Edwin menjelaskan bahwa selama ini yang dapat menentukan satu pihak menjadi Justice Collaborator dan Whistle Blower adalah lembaga penegak hukum dan Dirjen PAS Kemenkumham dengan ketentuan yang dapat didapatkan dari berita acara pemeriksaan (BAP).
Sementara tugas LPSK dalam perlindungan Justice Collaborator, adalah menelaah peran Justice Collaborator sesuai dengan ketentuan yang sudah diatur oleh Undang-undang 31 Tahun 2014 tentang perlindungan saksi dan korban.
"Kalau memang dia merasa terancam, terancamnya seperti apa?

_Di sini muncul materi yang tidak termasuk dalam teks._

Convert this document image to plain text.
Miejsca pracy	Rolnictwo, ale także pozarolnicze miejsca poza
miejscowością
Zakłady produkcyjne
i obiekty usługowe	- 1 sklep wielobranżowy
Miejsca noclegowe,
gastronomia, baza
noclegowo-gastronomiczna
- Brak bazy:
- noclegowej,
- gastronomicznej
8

Kalau hanya dia hiperbola begitu, ya kami tidak akan berikan dia perlindungan," ujarnya.
Ketentuan tersebut, kata Edwin penting karena banyak keuntungan saat menjadi Justice Collaborator dan Whistle Blower.
Selain akan mendapatkan remisi setiap kali ada perayaan, Justice Collaborator juga berhak mendapatkan tuntutan yang ringan dari penuntut umum.